A personalised approach to prostate cancer screening would not only save the National Health Service millions of pounds but could also result in fewer deaths from the disease, research funded by Cancer Research UK has found.
A theoretical model looking at two different methods of screening concluded that one based on a man's age and genetic predisposition to the disease would save lives and cost tens of millions of pounds less that a blanket screen of all men aged 55-74 with the PSA test every four years.
According to the model, which was presented at the NCRI Cancer Conference in Liverpool this week, 50% fewer men would need to be screened and 18% less men would be diagnosed with the disease.
The researchers also suggest that the personalised method could help address the issue of over-diagnosis and unnecessary treatment, which in itself can lead to impotence and incontinence and represents a significant waste of precious resources.
Currently, there is no national screening programme for prostate cancer, of which there are around 40,000 new cases every year, because of the absence of a reliable indicator for the disease.
PSA not definitive
The problem with the only available test, which examines the blood for a protein called protein specific antigen, is that is cannot accurately determine whether prostate cancer is present or whether it is aggressive in nature.
The PSA test helps doctors to diagnose prostate cancer as men with high levels are more likely to have cancer.
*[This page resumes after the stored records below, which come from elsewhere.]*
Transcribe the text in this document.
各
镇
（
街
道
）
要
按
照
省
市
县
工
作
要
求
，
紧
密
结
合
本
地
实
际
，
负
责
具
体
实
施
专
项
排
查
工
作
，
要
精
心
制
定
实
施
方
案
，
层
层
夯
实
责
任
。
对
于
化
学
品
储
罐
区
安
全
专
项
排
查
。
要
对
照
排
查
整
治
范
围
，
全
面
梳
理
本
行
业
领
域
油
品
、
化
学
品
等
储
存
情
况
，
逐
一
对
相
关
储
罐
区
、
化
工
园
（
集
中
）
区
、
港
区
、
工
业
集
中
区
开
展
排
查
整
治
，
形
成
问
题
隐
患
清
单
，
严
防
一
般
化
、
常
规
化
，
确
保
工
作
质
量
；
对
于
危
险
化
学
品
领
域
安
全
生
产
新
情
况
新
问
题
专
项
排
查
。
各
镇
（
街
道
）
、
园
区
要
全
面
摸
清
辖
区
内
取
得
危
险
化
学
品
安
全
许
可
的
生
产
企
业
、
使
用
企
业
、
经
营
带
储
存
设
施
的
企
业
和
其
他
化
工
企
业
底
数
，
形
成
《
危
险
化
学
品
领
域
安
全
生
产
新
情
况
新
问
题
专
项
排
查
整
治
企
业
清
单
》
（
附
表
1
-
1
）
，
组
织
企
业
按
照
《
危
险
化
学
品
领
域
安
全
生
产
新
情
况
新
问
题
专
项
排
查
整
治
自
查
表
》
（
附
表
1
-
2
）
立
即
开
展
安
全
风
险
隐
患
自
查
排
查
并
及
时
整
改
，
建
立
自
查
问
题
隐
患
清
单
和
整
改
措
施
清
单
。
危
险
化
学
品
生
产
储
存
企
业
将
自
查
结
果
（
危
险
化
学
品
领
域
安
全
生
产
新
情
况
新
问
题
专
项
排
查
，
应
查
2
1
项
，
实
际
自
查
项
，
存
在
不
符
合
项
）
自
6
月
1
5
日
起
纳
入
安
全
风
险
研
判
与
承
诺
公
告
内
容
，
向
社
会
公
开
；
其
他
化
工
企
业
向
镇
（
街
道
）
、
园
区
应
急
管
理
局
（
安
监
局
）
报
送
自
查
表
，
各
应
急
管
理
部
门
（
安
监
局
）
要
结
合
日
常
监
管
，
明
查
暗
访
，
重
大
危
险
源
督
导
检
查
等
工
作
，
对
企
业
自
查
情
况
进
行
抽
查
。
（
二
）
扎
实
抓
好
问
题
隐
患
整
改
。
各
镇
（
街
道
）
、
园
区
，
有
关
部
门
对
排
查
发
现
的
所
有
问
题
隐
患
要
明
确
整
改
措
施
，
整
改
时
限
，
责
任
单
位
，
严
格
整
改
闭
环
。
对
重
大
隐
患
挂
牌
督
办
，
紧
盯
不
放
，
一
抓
However, men can have raised level without having cancer and, conversely, prostate cancer may be present without higher levels of PSA.
"There is great uncertainty about the usefulness of screening for prostate cancer using the PSA test, with many men finding it difficult to weigh up the pros and cons," said Professor Peter Johnson, Cancer Research UK.
"This research suggests an important way to select men for whom testing may be more worthwhile, which points us in the right direction for the future," he added, noting that the charity is already funding research into targeting screening to men who have a higher risk of developing the disease.